Signor Miggiani, sono un regista, sono abituato alla sintesi per immagini e domani parto, la prego, mi dica esattamente cosa vuole per lasciare questa sua postazione e smontare i cartelloni di protesta a via delle Fornaci.
“Voglio prendere voce per i clochard a livello istituzionale, come Lussuria per gli omosessuali.”
Me ne vado pensando come quest’uomo stia lì come segnaposto, al suo posto ci potrei essere io, qualche mio amico o qualcun altro che non conosco, non è difficile ritrovarsi con un pugno di mosche in mano in un’economia chiusa e maldestra come quella italiana: un pagamento che ritarda, 2 multe da pagare, 6 mesi senza lavorare, la finanza che finanza la finanza. Come dice il mio amico violinista Manfred: “L’unica caratteristica dei soldi è che finiscono”; e come dice il mio amico imprenditore Valerio: “La provvidenza ti intercetta a metà strada”. E a metà strada mi ha intercettato il buon samaritano di via delle Fornaci, facendomi toccare con mano il suo ultimo progetto di vita.

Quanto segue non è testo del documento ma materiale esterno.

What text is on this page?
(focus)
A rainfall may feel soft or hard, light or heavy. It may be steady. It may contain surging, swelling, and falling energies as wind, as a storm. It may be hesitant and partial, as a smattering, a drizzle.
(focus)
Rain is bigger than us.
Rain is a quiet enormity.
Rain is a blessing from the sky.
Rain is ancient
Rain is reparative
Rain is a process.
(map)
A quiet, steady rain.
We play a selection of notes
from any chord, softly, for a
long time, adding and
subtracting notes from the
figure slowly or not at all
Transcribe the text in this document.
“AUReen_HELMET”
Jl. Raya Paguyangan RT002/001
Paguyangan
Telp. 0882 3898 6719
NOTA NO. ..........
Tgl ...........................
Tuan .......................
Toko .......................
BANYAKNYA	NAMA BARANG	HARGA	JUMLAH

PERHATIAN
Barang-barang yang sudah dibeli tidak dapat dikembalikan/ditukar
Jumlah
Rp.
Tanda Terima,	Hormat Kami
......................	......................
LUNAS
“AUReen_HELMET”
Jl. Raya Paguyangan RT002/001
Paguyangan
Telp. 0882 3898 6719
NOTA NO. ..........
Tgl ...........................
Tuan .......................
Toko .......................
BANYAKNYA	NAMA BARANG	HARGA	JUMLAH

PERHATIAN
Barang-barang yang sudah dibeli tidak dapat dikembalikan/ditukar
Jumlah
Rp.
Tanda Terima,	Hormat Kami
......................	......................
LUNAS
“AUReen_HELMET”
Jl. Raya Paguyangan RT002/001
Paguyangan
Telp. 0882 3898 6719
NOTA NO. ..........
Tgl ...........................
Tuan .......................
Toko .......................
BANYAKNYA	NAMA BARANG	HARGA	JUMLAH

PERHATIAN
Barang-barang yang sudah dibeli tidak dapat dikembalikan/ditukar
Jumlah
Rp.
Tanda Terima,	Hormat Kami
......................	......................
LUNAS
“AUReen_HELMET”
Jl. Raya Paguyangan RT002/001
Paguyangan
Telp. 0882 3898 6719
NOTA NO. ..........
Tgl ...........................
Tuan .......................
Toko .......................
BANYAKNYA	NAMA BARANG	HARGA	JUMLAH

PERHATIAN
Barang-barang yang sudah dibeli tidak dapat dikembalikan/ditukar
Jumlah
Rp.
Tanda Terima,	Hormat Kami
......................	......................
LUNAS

GLI E’ STATA FATTA TERRA BRUCIATA INTORNO E ADESSO SI E’ INSEDIATO DOVE LA TERRA BRUCIA. PERCHE’ QUANDO UNA SOVRANITA’ FINISCE AI BORDI DEI MARCIAPIEDI, CONTINUA A ESERCITARE SOVRANAMENTE DAI BORDI DEI MARCIAPIEDI.
Manuel de Teffé
L’uomo segnaposto. Link all’articolo pubblicato da “L’italiano”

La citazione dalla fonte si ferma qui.